Title: Gallai and transitive colorings
Abstract:
An edge-coloring of the complete graph K_n is called *Gallai* if it contains no rainbow triangle, namely a triangle with edges of (three) different colors. This concept was applied in a seminal paper of Gallai (1967) to characterize comparability graphs, and has been extensively studied since then. For example, the anti-Ramsey problem posed by Erd\H{o}s, Simonovits and S\'{o}s (1975) asks for the maximal number of colors in an edge-coloring of K_n with no rainbow subgraph isomorphic to a given graph H. For H = K_3 they showed that the number is n-1.
An analogue of this notion for directed graphs was introduced by Berenstein, Greenstein and Li (2017), in their study of monomial braidings. Consider the transitive tournament tK_n, with vertices 1, ..., n and a directed edge (i,j) for any i < j. A coloring f of the edges of tK_n is called *transitive* if $f(i,k) \in \{f(i,j), f(j,k)\}$, for all i < j < k. Clearly, a transitive coloring of tK_n induces a Gallai coloring of the underlying K_n, but not conversely.

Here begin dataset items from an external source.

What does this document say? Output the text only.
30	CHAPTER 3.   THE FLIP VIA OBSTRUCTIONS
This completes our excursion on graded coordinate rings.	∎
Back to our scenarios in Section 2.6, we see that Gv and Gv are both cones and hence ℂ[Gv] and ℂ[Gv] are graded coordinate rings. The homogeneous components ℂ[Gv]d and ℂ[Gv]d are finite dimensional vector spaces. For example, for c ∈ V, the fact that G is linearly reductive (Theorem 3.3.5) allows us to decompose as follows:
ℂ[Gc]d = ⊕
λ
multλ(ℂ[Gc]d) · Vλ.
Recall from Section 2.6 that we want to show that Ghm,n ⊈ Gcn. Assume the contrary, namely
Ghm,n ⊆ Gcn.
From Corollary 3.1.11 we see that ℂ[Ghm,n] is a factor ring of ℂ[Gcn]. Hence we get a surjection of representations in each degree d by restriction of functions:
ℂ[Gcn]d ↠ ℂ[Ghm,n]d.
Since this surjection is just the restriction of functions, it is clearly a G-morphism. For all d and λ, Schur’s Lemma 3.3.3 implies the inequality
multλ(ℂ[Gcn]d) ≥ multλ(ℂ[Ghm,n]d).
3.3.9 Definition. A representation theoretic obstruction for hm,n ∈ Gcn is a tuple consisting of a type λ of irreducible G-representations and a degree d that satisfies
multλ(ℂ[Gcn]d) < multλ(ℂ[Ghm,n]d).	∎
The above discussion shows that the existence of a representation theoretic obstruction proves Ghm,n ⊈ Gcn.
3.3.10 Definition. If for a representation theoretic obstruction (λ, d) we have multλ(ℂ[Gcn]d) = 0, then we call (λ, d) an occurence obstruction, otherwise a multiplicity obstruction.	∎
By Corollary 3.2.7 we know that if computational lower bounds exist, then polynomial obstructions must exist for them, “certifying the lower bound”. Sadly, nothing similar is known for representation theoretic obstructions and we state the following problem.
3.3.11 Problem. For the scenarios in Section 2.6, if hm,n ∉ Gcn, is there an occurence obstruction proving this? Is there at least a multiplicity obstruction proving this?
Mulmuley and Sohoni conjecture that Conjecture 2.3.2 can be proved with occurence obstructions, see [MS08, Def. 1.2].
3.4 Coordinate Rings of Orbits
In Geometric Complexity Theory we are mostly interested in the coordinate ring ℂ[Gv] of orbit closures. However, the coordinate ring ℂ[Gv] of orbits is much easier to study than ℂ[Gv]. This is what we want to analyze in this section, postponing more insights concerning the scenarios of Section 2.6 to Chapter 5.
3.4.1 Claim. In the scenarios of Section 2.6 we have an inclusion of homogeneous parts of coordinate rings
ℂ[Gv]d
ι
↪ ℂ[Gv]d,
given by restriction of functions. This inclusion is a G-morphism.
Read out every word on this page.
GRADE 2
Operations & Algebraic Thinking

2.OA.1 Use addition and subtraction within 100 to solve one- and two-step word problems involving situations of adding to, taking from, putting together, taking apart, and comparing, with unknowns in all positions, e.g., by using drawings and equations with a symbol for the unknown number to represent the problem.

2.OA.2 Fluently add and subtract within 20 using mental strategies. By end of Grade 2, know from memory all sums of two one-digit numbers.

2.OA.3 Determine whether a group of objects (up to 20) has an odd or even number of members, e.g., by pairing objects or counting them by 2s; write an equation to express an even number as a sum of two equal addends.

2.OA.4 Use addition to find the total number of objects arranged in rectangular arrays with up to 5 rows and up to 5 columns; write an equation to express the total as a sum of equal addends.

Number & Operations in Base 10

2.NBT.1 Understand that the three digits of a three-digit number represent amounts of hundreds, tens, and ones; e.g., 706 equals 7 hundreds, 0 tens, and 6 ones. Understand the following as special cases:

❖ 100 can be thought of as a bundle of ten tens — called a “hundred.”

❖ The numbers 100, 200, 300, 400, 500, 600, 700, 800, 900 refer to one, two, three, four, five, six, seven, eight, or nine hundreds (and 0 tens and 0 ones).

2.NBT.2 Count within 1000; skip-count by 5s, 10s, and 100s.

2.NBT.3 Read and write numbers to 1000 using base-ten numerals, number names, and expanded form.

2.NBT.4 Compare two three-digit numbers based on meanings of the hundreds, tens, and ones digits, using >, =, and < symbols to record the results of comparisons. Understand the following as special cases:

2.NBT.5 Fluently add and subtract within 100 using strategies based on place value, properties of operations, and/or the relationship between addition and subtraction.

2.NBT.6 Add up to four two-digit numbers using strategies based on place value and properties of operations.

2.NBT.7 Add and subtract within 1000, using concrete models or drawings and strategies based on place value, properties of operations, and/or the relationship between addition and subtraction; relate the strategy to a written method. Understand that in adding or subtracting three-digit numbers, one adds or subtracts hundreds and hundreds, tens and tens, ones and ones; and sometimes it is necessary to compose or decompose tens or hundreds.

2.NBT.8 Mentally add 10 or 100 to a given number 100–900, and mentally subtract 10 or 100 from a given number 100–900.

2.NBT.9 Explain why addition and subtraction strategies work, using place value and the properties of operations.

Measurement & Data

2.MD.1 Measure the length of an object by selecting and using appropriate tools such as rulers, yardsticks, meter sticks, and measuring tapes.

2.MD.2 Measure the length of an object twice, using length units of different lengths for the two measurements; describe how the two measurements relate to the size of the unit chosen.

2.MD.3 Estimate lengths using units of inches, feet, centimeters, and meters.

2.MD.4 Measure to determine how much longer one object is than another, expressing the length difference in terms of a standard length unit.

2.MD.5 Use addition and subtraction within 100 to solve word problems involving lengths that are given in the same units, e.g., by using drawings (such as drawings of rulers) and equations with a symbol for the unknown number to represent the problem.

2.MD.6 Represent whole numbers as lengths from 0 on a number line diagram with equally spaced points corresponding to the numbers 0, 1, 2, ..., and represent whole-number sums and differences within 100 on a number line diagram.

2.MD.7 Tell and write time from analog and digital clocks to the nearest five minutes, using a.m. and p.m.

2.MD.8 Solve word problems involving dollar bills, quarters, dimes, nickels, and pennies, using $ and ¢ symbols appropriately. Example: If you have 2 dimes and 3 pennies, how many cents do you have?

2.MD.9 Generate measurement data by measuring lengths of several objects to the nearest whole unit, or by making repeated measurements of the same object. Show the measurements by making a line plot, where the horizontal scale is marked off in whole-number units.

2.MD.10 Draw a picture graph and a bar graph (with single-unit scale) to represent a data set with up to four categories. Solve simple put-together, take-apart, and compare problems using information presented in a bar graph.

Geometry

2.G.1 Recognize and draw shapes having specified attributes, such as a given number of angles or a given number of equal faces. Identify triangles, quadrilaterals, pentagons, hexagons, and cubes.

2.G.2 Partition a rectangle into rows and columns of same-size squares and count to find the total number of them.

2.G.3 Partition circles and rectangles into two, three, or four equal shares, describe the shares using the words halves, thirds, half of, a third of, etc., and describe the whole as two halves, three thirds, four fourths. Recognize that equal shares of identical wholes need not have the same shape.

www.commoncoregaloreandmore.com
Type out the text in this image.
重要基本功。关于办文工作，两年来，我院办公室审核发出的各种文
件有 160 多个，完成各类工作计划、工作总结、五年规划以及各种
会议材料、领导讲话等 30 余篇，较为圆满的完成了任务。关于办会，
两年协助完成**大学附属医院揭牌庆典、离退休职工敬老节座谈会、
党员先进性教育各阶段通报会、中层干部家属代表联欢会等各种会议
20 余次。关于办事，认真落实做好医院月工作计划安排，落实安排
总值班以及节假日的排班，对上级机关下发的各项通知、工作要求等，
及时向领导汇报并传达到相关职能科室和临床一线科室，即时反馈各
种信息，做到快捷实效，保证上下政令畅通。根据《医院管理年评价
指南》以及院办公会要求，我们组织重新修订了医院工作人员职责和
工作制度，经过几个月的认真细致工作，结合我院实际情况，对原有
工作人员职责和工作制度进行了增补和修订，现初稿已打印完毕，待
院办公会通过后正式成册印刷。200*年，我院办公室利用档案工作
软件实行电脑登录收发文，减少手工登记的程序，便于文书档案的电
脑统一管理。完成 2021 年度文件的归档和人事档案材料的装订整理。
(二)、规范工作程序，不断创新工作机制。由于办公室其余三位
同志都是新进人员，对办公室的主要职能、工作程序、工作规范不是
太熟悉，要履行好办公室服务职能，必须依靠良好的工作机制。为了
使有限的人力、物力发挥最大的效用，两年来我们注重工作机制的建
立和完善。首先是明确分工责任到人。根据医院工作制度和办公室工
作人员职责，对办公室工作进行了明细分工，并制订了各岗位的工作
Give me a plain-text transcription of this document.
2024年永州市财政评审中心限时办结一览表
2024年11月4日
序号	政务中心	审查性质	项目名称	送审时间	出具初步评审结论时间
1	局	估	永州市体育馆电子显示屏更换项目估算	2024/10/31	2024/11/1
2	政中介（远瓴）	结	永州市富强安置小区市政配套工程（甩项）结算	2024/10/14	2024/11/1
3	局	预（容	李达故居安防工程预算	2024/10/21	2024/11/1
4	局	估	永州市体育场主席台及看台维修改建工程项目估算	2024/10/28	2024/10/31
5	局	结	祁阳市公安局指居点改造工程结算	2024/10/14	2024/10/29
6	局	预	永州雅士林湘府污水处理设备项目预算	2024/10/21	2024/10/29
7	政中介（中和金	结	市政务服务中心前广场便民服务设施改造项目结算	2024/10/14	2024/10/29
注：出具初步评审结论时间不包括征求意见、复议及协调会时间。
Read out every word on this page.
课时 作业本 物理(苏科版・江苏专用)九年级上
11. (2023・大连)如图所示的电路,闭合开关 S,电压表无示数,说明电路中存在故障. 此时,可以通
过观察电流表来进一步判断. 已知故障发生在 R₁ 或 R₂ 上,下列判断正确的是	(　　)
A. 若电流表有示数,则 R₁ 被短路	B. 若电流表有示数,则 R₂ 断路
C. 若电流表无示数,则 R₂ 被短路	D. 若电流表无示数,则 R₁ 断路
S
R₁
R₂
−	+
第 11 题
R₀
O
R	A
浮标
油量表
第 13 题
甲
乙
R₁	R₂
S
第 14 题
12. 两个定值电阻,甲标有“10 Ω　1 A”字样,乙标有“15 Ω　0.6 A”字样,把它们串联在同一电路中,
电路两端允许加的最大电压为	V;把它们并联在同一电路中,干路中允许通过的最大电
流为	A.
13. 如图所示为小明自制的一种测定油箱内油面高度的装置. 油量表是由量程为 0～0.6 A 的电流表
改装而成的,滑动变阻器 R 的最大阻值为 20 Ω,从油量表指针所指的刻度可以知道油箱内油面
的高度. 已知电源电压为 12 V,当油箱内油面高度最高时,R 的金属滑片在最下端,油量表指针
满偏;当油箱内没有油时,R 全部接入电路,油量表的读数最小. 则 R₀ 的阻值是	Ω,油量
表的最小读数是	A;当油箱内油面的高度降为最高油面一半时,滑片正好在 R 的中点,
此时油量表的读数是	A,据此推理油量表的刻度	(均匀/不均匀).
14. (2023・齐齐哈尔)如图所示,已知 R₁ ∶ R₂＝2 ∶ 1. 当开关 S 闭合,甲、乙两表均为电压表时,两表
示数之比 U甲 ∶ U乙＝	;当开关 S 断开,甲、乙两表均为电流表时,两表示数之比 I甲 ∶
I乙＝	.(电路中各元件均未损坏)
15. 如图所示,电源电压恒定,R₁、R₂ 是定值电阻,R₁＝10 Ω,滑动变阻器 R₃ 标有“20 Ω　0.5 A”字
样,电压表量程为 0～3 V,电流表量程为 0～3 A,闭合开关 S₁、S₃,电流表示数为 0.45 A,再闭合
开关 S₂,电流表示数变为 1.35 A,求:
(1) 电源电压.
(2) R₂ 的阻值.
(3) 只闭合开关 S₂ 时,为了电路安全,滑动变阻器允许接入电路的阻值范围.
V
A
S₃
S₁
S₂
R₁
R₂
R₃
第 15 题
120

We plan to describe various enumerative, structural and algebraic aspects of Gallai and transitive colorings, as well as extensions far beyond complete graphs. For example, the number of *maximal* (namely, using exactly n-1 colors) Gallai colorings of K_n is the double factorial (2n-3)!!, while the number of maximal transitive colorings of tK_n is the Catalan number C_{n-1}. On the structural side, every maximal Gallai coloring (and every maximal transitive coloring) contains a rainbow hamiltonian path, and also an edge with a unique color. On the algebraic side, corresponding quasisymmetric functions are in fact symmetric and Schur-positive, and there are connections to Orlik-Terao algebras of hyperplane arrangements.
The talk is based on joint works with Arkady Berenstein, Jacob Greenstein, Jianrong Li, Avichai Marmor and Yuval Roichman.